Dari Pananjakan 2 kami melanjutkan perjalan ke kawah Bromo. Setelah sempat nyasar ke kebun sayur untuk mencari jalan pintas, kami menumpang mobil petani sampai ke depan hotel Cemara Indah. Dari sini kami kembali berjalan kaki sekitar 15 menit menelusuri dataran pasir menuju kawah Bromo.

Keinginan mencapai puncak kawah Bromo terpenuhi dalam kabut tebal, angin kencang dan bau belerang yang menyesak. Jam sepuluh kami memutuskan kembali ke Cemoro Lawang untuk membersihkan diri dan bersiap pulang. Dari Bromo saya mendapat tumpangan sepeda motor dari Sahrul, mahasiswa Unair yang bersama teman-temannya juga berkunjung ke Bromo.

Setelah turun di Cemoro Lawang, Sahrul menawari saya tumpangan sampai ke Probolinggo karena satu arah dengan tujuannya, yaitu Surabaya. Suatu tawaran yang sangat membantu perjalanan saya, karena sebelumnya saya berencana untuk menumpang mobil sayur lagi. Saya mengendarai motornya sampai di Probolinggo. Setelah itu Sahrul melanjutkan perjalanannya dan saya mencari tumpangan selanjutnya.

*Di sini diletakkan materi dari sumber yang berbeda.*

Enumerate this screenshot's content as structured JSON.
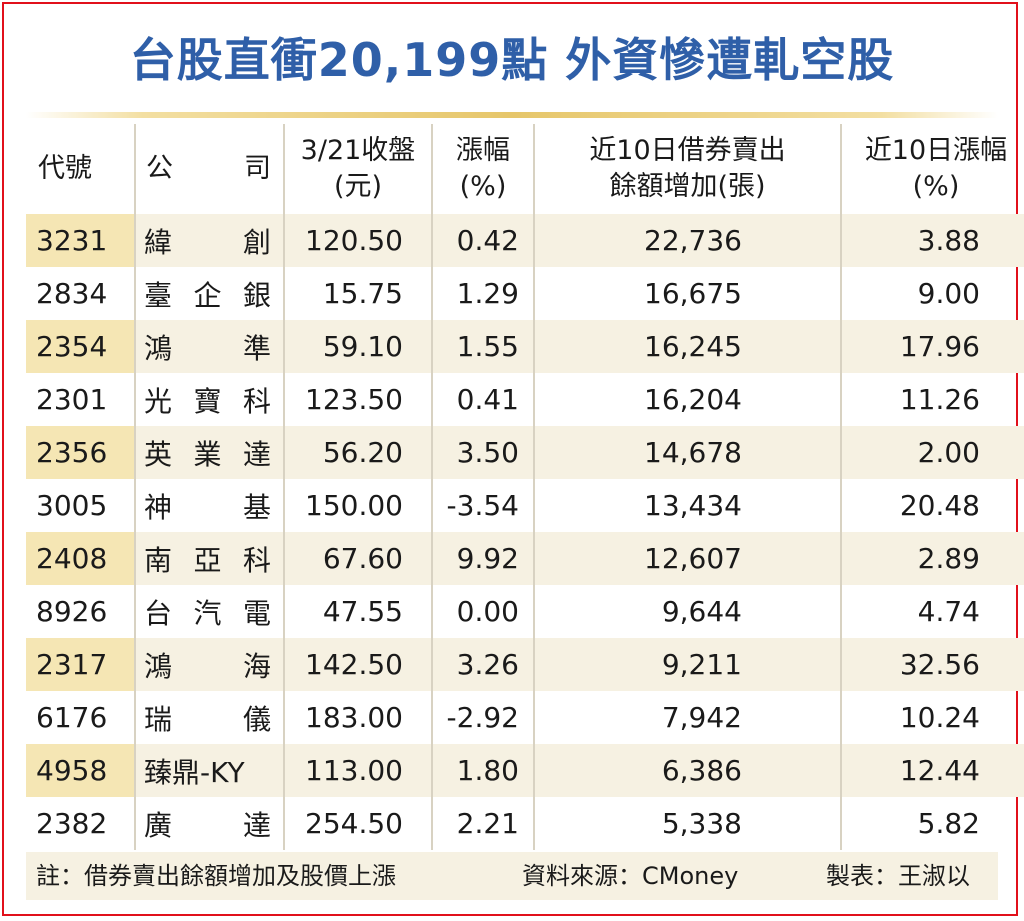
{
  "title": "台股直衝20,199點 外資慘遭軋空股",
  "columns": {
    "code": "代號",
    "company_left": "公",
    "company_right": "司",
    "close_line1": "3/21收盤",
    "close_line2": "(元)",
    "chg_line1": "漲幅",
    "chg_line2": "(%)",
    "short_line1": "近10日借券賣出",
    "short_line2": "餘額增加(張)",
    "ten_line1": "近10日漲幅",
    "ten_line2": "(%)"
  },
  "rows": [
    {
      "code": "3231",
      "name": "緯創",
      "close": "120.50",
      "chg": "0.42",
      "short": "22,736",
      "ten": "3.88"
    },
    {
      "code": "2834",
      "name": "臺企銀",
      "close": "15.75",
      "chg": "1.29",
      "short": "16,675",
      "ten": "9.00"
    },
    {
      "code": "2354",
      "name": "鴻準",
      "close": "59.10",
      "chg": "1.55",
      "short": "16,245",
      "ten": "17.96"
    },
    {
      "code": "2301",
      "name": "光寶科",
      "close": "123.50",
      "chg": "0.41",
      "short": "16,204",
      "ten": "11.26"
    },
    {
      "code": "2356",
      "name": "英業達",
      "close": "56.20",
      "chg": "3.50",
      "short": "14,678",
      "ten": "2.00"
    },
    {
      "code": "3005",
      "name": "神基",
      "close": "150.00",
      "chg": "-3.54",
      "short": "13,434",
      "ten": "20.48"
    },
    {
      "code": "2408",
      "name": "南亞科",
      "close": "67.60",
      "chg": "9.92",
      "short": "12,607",
      "ten": "2.89"
    },
    {
      "code": "8926",
      "name": "台汽電",
      "close": "47.55",
      "chg": "0.00",
      "short": "9,644",
      "ten": "4.74"
    },
    {
      "code": "2317",
      "name": "鴻海",
      "close": "142.50",
      "chg": "3.26",
      "short": "9,211",
      "ten": "32.56"
    },
    {
      "code": "6176",
      "name": "瑞儀",
      "close": "183.00",
      "chg": "-2.92",
      "short": "7,942",
      "ten": "10.24"
    },
    {
      "code": "4958",
      "name": "臻鼎-KY",
      "close": "113.00",
      "chg": "1.80",
      "short": "6,386",
      "ten": "12.44"
    },
    {
      "code": "2382",
      "name": "廣達",
      "close": "254.50",
      "chg": "2.21",
      "short": "5,338",
      "ten": "5.82"
    }
  ],
  "footer": {
    "note": "註：借券賣出餘額增加及股價上漲",
    "source": "資料來源：CMoney",
    "maker": "製表：王淑以"
  },
  "colors": {
    "title": "#2f5fa8",
    "border": "#e1101b",
    "shade": "#f6f1e2",
    "code_shade": "#f5e6b4"
  }
}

Tidak sampai lima menit menunggu, truk pengangkut sepeda motor berhenti di depan saya yang mengacungkan jempol dan memegang kardus bertuliskan “Pasuruan”. Mas Rifa’i adalah sopir truk asal kota Batu yang baru pulang dari Jember memberikan bantuan selanjutnya. Menurut mas Rifa’i teman-temannya sesama sopir truk juga sering memberikan tumpangan gratis bagi para traveller yang membawa backpack dan tulisan pada kertas, kebanyakan para traveller itu adalah warga asing.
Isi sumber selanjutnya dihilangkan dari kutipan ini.